With those Anglo-Catholics who aren’t very eager to join with other orthodox Anglicans and with those evangelicals who wouldn’t be very sad to see them go, there is the potential to lose many, even most orthodox Anglo-Catholics to Rome and Constantinople. I would hate to see that. It would greatly impoverish Anglicanism.
But all is not gloomy. I’m encouraged by some responses to GAFCON from both evangelicals and Anglo-Catholics.
From the evangelical wing come remarkably conciliatory comments from the Archbishop of Sydney Peter Jensen at All Souls, London. For example:
The last two weeks have been two of the most extraordinary in my life. What we are dealing with here is not a split, but a movement possibly as significant as the Evangelical Revival, or even the Anglo-Catholic movement if you prefer, and it may bring Evangelicals and Anglo-Catholics together.
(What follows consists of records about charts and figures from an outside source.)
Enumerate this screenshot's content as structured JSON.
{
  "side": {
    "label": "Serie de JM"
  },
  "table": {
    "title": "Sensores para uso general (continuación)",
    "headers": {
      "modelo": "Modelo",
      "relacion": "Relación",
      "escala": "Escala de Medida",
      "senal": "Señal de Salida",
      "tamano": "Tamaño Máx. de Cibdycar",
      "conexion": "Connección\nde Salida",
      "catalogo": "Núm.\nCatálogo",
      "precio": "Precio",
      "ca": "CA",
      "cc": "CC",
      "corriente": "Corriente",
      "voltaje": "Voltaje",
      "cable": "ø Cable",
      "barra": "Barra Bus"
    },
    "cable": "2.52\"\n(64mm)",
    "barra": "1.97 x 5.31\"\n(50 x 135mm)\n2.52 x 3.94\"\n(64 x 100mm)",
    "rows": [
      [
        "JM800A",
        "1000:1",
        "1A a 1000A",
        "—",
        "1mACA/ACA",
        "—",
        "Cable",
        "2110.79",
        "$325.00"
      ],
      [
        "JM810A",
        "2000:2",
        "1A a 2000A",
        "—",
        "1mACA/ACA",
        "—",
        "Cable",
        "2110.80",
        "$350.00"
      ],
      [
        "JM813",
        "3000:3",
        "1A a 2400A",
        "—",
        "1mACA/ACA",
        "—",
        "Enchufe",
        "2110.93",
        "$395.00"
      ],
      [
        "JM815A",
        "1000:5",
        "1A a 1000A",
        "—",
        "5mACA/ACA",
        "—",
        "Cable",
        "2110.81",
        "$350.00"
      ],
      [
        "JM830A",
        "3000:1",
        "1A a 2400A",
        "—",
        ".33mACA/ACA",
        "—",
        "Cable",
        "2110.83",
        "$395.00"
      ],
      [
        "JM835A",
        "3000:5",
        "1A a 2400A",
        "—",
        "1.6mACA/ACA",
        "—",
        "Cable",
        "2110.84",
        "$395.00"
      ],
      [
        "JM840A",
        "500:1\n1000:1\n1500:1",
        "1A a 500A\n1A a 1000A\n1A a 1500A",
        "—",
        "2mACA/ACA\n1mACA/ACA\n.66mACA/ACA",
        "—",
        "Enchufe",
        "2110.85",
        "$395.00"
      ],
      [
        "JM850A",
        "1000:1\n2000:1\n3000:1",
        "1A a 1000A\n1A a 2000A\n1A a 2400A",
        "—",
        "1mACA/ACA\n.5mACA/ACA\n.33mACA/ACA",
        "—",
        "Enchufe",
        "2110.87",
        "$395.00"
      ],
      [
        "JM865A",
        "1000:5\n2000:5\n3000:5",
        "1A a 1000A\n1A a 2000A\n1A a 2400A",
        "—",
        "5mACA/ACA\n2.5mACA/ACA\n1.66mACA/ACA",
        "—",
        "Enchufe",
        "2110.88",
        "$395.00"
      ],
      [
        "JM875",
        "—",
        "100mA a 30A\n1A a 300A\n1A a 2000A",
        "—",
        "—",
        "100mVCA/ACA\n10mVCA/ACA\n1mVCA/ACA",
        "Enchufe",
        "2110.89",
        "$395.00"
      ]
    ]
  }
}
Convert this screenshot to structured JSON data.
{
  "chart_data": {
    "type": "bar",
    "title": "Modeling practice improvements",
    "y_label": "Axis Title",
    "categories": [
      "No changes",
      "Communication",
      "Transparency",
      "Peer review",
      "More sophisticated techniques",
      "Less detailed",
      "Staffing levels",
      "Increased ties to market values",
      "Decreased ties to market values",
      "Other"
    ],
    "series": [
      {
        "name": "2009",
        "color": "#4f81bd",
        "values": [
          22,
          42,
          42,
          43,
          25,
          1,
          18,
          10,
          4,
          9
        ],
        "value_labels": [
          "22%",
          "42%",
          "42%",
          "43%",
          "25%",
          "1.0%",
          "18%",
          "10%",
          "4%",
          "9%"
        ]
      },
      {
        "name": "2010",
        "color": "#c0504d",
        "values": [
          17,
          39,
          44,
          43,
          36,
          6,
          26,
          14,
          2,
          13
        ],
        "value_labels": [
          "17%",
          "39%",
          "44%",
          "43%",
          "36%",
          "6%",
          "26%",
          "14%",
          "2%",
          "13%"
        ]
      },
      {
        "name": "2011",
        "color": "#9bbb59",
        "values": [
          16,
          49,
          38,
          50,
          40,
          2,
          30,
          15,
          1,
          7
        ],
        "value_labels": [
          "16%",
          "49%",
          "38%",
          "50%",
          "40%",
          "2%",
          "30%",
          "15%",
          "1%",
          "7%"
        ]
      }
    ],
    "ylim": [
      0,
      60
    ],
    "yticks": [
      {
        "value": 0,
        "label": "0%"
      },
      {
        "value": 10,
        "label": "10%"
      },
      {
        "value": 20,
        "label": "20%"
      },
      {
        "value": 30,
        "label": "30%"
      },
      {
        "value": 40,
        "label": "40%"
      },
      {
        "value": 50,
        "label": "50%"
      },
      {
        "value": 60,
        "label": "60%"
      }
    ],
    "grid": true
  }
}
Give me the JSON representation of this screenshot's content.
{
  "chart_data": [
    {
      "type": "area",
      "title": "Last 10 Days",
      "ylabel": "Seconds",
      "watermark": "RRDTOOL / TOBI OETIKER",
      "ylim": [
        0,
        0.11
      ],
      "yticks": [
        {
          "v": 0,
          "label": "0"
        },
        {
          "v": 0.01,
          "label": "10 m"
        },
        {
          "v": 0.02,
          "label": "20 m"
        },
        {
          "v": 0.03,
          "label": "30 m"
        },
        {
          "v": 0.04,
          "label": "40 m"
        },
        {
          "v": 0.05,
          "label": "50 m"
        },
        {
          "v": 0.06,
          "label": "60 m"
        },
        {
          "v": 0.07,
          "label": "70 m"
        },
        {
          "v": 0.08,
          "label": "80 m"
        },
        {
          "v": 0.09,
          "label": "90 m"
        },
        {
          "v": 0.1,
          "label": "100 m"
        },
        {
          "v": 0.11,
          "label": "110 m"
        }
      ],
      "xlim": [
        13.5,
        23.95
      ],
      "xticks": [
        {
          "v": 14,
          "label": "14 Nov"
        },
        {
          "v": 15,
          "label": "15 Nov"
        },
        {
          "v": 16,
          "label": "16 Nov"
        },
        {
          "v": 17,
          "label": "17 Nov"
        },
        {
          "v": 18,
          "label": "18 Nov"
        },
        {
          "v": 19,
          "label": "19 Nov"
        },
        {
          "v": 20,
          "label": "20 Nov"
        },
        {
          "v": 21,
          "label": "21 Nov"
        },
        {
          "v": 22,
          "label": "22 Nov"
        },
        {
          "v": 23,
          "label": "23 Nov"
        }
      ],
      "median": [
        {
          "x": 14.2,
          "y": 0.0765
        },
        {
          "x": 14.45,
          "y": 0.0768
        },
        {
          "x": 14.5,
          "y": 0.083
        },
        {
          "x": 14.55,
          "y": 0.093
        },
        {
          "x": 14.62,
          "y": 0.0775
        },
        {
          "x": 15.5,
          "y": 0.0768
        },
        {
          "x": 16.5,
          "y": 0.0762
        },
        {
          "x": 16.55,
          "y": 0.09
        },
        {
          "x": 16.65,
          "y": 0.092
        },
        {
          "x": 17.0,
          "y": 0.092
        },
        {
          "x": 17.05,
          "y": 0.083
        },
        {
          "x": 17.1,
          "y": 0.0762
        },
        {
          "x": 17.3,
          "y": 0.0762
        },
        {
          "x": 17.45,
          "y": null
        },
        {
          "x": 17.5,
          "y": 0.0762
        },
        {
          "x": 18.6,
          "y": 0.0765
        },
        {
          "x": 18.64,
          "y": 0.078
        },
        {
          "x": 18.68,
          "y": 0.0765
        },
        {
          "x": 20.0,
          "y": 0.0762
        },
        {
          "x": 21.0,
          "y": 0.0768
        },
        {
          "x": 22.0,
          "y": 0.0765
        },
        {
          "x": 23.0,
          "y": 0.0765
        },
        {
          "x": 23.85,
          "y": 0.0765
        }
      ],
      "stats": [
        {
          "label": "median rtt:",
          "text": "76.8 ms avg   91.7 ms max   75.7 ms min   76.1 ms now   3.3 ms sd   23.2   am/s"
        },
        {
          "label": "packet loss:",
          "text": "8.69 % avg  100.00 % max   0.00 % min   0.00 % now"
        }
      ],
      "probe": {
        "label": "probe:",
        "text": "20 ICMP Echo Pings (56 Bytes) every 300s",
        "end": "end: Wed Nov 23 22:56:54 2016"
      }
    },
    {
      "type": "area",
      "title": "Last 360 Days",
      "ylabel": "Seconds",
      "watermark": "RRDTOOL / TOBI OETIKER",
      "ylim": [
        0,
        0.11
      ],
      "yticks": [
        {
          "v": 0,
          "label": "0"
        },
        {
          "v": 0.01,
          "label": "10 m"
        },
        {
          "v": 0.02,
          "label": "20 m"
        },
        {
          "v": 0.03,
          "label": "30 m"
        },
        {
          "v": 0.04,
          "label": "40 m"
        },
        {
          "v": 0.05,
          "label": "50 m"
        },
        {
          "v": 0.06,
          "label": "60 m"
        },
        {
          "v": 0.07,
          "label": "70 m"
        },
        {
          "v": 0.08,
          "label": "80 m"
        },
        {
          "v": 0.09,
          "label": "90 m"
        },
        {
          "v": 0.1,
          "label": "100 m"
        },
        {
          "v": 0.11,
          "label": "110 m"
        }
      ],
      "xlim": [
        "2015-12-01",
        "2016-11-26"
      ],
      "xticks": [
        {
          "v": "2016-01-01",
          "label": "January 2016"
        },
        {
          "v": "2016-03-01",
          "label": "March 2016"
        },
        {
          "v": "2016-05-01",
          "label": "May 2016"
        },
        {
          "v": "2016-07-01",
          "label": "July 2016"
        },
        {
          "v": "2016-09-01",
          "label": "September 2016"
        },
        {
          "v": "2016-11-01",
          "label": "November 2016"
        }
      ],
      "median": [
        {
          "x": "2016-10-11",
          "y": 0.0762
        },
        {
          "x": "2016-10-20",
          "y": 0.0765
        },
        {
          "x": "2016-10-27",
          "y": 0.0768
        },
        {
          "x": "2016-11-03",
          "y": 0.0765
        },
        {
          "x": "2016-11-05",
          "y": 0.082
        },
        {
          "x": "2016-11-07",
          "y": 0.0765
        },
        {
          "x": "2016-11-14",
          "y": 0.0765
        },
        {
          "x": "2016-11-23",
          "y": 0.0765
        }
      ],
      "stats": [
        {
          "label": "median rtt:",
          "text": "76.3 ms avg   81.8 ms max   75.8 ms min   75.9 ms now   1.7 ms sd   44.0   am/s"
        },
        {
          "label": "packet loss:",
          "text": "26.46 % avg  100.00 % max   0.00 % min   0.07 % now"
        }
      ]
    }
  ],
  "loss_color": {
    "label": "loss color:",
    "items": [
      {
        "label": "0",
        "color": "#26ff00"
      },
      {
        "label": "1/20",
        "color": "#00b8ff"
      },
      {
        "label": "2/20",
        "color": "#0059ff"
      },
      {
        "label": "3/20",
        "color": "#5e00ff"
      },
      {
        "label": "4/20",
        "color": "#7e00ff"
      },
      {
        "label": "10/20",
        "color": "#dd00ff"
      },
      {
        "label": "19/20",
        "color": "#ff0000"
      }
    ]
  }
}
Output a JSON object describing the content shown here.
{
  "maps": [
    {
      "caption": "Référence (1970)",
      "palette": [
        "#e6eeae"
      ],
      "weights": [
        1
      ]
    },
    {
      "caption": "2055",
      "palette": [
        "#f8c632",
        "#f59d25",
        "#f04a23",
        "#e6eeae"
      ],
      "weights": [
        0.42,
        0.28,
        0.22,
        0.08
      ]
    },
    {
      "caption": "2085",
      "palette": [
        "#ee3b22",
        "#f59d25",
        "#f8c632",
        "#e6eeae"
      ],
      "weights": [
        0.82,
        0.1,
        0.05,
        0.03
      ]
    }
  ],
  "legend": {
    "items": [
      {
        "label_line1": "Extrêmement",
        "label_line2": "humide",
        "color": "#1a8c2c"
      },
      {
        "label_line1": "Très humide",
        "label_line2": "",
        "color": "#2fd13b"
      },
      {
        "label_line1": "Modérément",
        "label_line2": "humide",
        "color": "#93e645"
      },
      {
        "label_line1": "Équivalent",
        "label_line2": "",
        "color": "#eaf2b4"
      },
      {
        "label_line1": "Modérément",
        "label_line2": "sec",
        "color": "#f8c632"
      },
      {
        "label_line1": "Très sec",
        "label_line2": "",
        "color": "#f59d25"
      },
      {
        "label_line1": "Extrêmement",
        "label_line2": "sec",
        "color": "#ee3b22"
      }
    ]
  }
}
Coming from someone who *understatement alert* hasn’t exactly been a great friend to Anglo-Catholics, that is quite an olive branch and is encouraging.
On the Anglo-Catholic side, I’m encouraged by the enthusiastic support of GAFCON from the Diocese of Ft. Worth. Bishop Iker quickly endorsed GAFCON. And other positive responses may be sampled here and here. From Ft. Worth, I see a recognition that GAFCON isn’t perfect but that it is very good progress and worthy of support. I also see a recognition that orthodoxy includes the orthopraxy of flexing on the details of secondary matters for the sake of orthodox Anglican unity.
Would all those who believe in “the communion of the saints” and “one holy Catholic and Apostolic Church” act like it and follow their good example.